Curso
Ensinando e Aprendendo com as TIC’s
Unidade
3 – CURRÍCULO, PROJETOS E TECNOLOGIAS
Cursista:
Alberto Romero Pininga
Atividade:
3_1
Tutora:
Elis Regina de Paula
CONTEXTUALIZANDO
A MUDANÇA: DA TEORIA À PRÁTICA
Dificilmente
conseguimos obter uma resposta livre de tendências pessoais para uma pergunta
feitas por nós mesmos; em primeiro lugar porque respondemos segundo nossos
próprios conceitos do que é bom ou ruim; logo, se julgamos a nos mesmos
dificilmente o julgamento é imparcial; e é parcial, porque mesmo reconhecendo
nossos “defeitos”, ainda assim sobrepomos nossas qualidades, “e no fritar dos ovos”, segundo nosso
julgamento: SOMOS BONS.
Esta
introdução se faz necessária para bem responder às perguntas do fórum; com
certeza desenvolvo uma prática dialógica com meus alunos, se não fosse assim,
não conseguiria sequer expor o conteúdo na sala de aula; ouço as idéias dos
alunos, tento esclarecer suas dúvidas e também promover assuntos que despertem
a curiosidade.
Todo
o parágrafo acima é fundamentado nos meus próprios conceitos, mas, também
reconheço que o grande desafio esta justamente no fato de mudar paradigmas; ora
fui ensinado em um ambiente completamente diferente do que vivencio hoje; lá
pela década de 70, eu na condição de aluno, tinha no professor o senhor
absoluto do conhecimento, e eu, era um pote vazio que dependia daquela
professora para minha formação, precisava que ela transmitisse todo
conhecimento possível para minha continuidade como pessoa; ledo engano e hoje o
profissional docente, se configura como mediador do conhecimento, estabelecendo
uma liberdade ao aluno poder crescer (ou não).
Na
verdade tento me transformar definitivamente no mediador, pois, acredito que
ainda vivemos a transição do professor detentor do conhecimento para o professor
mediador; esse fato é rotineiramente colocado nos corredores de escola, nas
conversas dos pais de alunos e ainda encontramos alunos que têm no professor o
detentor do conhecimento, mesmo porque esse rótulo satisfaz nosso ego, “o
detentor do conhecimento, dono da verdade”.
Uma
das estratégias que uso para estabelecer um ambiente livre para expressão, é
por vezes não fazer a pergunta sobre determinado assunto discutido, mas ao
contrário propor que um aluno faça a pergunta, deixando que a resposta seja dada
de forma livre, mesmo porque nesse momento a rigidez na resposta certa é um
mero detalhe; tenho obtido um resultado satisfatório, pois na avaliação (prova)
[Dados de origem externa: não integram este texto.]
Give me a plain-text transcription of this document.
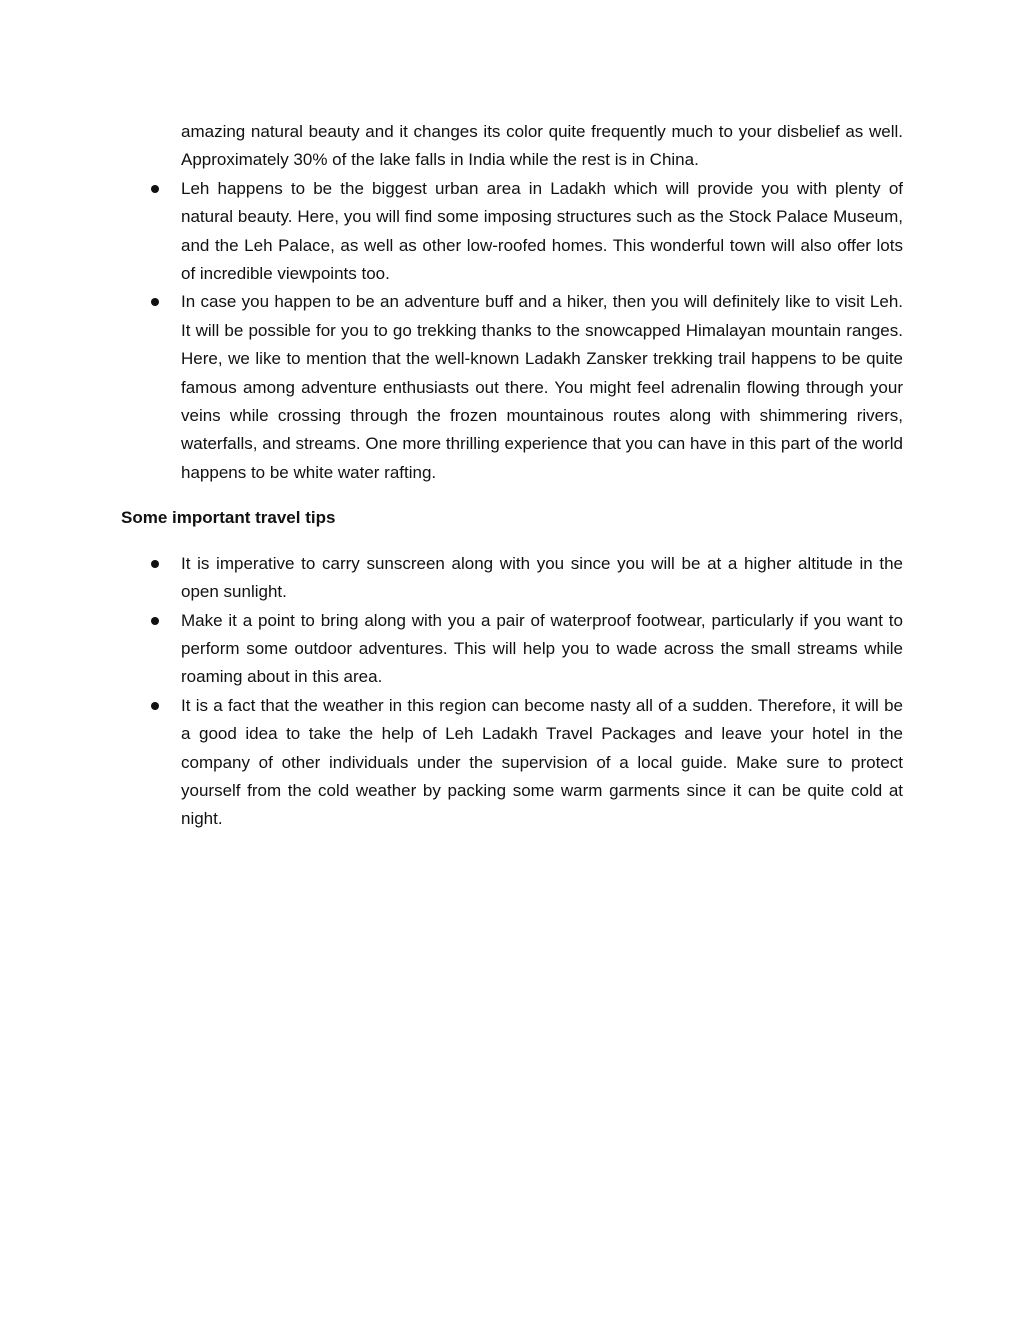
amazing natural beauty and it changes its color quite frequently much to your disbelief as well. Approximately 30% of the lake falls in India while the rest is in China.

Leh happens to be the biggest urban area in Ladakh which will provide you with plenty of natural beauty. Here, you will find some imposing structures such as the Stock Palace Museum, and the Leh Palace, as well as other low-roofed homes. This wonderful town will also offer lots of incredible viewpoints too.
In case you happen to be an adventure buff and a hiker, then you will definitely like to visit Leh. It will be possible for you to go trekking thanks to the snowcapped Himalayan mountain ranges. Here, we like to mention that the well-known Ladakh Zansker trekking trail happens to be quite famous among adventure enthusiasts out there. You might feel adrenalin flowing through your veins while crossing through the frozen mountainous routes along with shimmering rivers, waterfalls, and streams. One more thrilling experience that you can have in this part of the world happens to be white water rafting.

Some important travel tips

It is imperative to carry sunscreen along with you since you will be at a higher altitude in the open sunlight.
Make it a point to bring along with you a pair of waterproof footwear, particularly if you want to perform some outdoor adventures. This will help you to wade across the small streams while roaming about in this area.
It is a fact that the weather in this region can become nasty all of a sudden. Therefore, it will be a good idea to take the help of Leh Ladakh Travel Packages and leave your hotel in the company of other individuals under the supervision of a local guide. Make sure to protect yourself from the cold weather by packing some warm garments since it can be quite cold at night.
tenho verificado uma melhor expressividade na resolução dos problemas
propostos, ainda como resultado positivo, verifico uma variedade de
possibilidades apresentadas pelos alunos nas resoluções; o que evidentemente é
um grande avanço na disciplina de matemática, onde normalmente os resultados
são vedados a um padrão rígido.
As
tecnologias estão sendo inseridas de acordo com a capacidade de trabalho
individual; conforme se utiliza as ferramentas tecnológicas e virtuais,
aumenta-se a capacidade de desenvolver uma numero cada vez maior de tarefas em
um tempo cada vez menor, numa rotina inversamente proporcional. O computador,
os software(s) e a internet são recursos essenciais para a prática dialógica
com os alunos, afinal de contas, por vezes tenho a impressão que esses
equipamento tecnológicos, foram projetados para essa geração, pois a interação
e habilidade no uso, sem contar com os autodidatas natos, me surpreendem a cada dia.